Déjà, j’ai vite éliminé l’hypothèse de prendre un petit job d’appoint. Je n’en avais pas envie, c’est un choix. Je changerai peut-être d’avis dans le futur mais pas pour l’instant. J’ai estimé à l’époque qu’il était préférable pour moi de me consacrer pleinement à mes recherches d’emploi. Et puis c’est l’avantage du mode Tanguy, je peux me permettre de vivre de mes ressources de chômeur et des quelques pépettes mises de côté lors de mon précédent job.

Du coup, je me suis demandé si je devais entamer une nouvelle carrière. Pourquoi pas, mais là encore s’est posée la question de la voie à choisir : je ne savais pas quoi faire d’autre, il n’y avait rien qui me tentait en particulier, et enfin je ne savais pas vers quel(s) métier(s) je pouvais me tourner avec mon profil.

Je précise toutefois que cette réflexion remonte à assez longtemps. Je raconte ça comme si c’était au présent mais ce n’est pas le cas. À l’heure où vous lisez ces lignes, j’ai plus ou moins changé d’avis ; mais n’anticipons pas trop et refermons cette faille temporelle.

 

Ayant entendu parler du bilan de compétences, j’ai envisagé cette hypothèse, pensant que c’était une sorte de test regroupant plein de questions ayant pour but de cerner mon profil, mes compétences et, surtout, ce que je pourrais en faire professionnellement parlant ; comme dans l’épisode de Friends où Chandler effectue une batterie de tests lui apprenant que le métier qui lui correspond le mieux est en fait son métier actuel, alors qu’il souhaitait changer de voie.

Pour moi, c’était ÇA un bilan de compétences ; la solution miracle qui m’aiderait à trouver quoi faire d’autre en dehors du webmarketing, à trouver la voie pour laquelle je serais fait alors que je n’y avais pas pensé auparavant.

Bah en fait, pas du tout. Mais j’ai pas eu besoin de le tester pour le savoir puisque j’ai bénéficié de l’expérience d’un membre de ma famille* qui a essayé le bilan de compétences et qui m’a certifié que c’était 1°) absolument pas ce à quoi je m’attendais, et 2°) complètement inutile.

En fait, vous passez des entretiens et on vous donne des devoirs à faire (scandaleux !) où l’on vous demande d’exprimer vos motivations, vos souhaits, ce que vous aimez faire,…etc., bref tout un bazar, sauf qu’à la fin on ne vous donne pas un résultat du style « Vous correspondez à tel ou tel métier ». Ben non, ça serait trop simple.

Si vous trouvez que c’est chiant quand j’explique, dites-vous que c’est encore pire sur le site du Ministère du Travail.

 

Du coup, retour à la case départ.

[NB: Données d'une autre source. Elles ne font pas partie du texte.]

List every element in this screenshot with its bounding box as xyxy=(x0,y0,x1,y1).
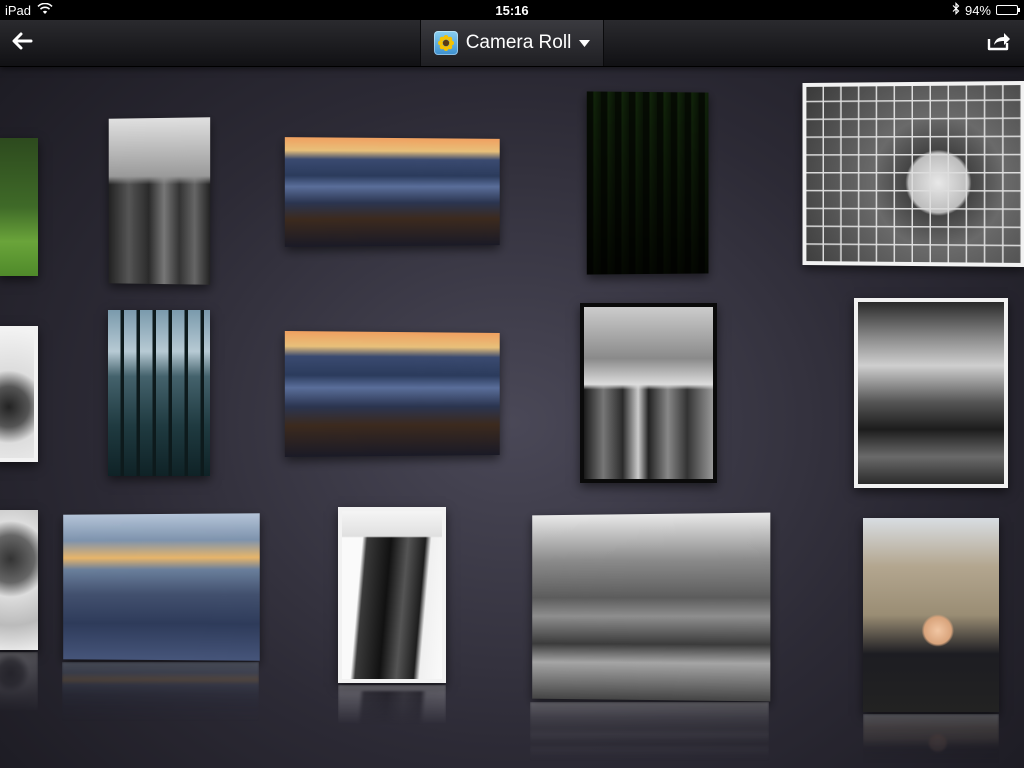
battery-percent: 94% xyxy=(965,3,991,18)
album-title: Camera Roll xyxy=(466,32,572,54)
status-left: iPad xyxy=(0,3,53,18)
photo-street-sculpture[interactable] xyxy=(532,513,770,702)
device-name: iPad xyxy=(5,3,31,18)
photo-girl-bw-2[interactable] xyxy=(0,510,38,650)
share-button[interactable] xyxy=(984,29,1014,57)
photo-empire-state-screenshot[interactable] xyxy=(580,303,717,483)
photo-goalkeeper[interactable] xyxy=(802,81,1024,267)
photo-reflection xyxy=(338,685,446,725)
photo-reflection xyxy=(62,662,259,722)
photo-grass-field[interactable] xyxy=(0,138,38,276)
photo-hoboken-sunset[interactable] xyxy=(285,137,500,247)
photo-building-bw[interactable] xyxy=(338,507,446,683)
bluetooth-icon xyxy=(952,2,960,18)
photo-reflection xyxy=(0,652,38,712)
album-selector-button[interactable]: Camera Roll xyxy=(420,20,604,66)
photo-pier-pilings[interactable] xyxy=(108,310,210,476)
photo-girl-bw[interactable] xyxy=(0,326,38,462)
status-bar: iPad 15:16 94% xyxy=(0,0,1024,20)
photo-forest[interactable] xyxy=(587,91,709,274)
status-time: 15:16 xyxy=(0,3,1024,18)
photo-reflection xyxy=(530,702,769,762)
back-button[interactable] xyxy=(8,29,36,57)
photo-tower-bridge[interactable] xyxy=(854,298,1008,488)
back-arrow-icon xyxy=(11,32,33,55)
share-icon xyxy=(986,30,1012,57)
photo-boy-tower-bridge[interactable] xyxy=(863,518,999,712)
nav-bar: Camera Roll xyxy=(0,20,1024,67)
photo-hoboken-sunset-2[interactable] xyxy=(285,331,500,457)
photo-reflection xyxy=(863,714,999,764)
wifi-icon xyxy=(37,3,53,18)
photo-kayakers[interactable] xyxy=(63,513,260,660)
battery-icon xyxy=(996,5,1018,15)
photo-empire-state-bw[interactable] xyxy=(109,117,210,284)
status-right: 94% xyxy=(952,2,1024,18)
album-sunflower-icon xyxy=(434,31,458,55)
chevron-down-icon xyxy=(579,34,590,52)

Je me disais donc qu’il allait bien falloir que je fasse autre chose de mes dix doigts, que je me trouve un travail qui serait soit un gagne-pain pourrave temporaire, soit une reconversion.

Et puis en fait non. Non parce que pile à ce moment-là, les offres intéressantes ont commencé à tomber et, avec elles, les entretiens d’embauche. Et bien évidemment, d’autres pitoyables mésaventures qui arriveront très bientôt sur vos écrans.**

Je sais, avec un mois d’attente entre chaque article ce n’est pas très utile d’enclencher le mode suspense pour créer de l’attente chez mes chers lecteurs ; mais je trouvais ça classe de finir l’article par un petit cliff’.

 

Générique : Depeche Mode - Wrong

 

* « Le chômage est-il génétique ? » fera peut-être l’objet d’un billet. Si vous êtes sages.

** Enfin, vos écrans de PC uniquement, pour le moment. La future série télé n’en est qu’à la phase de pré-production et de recherche de financements.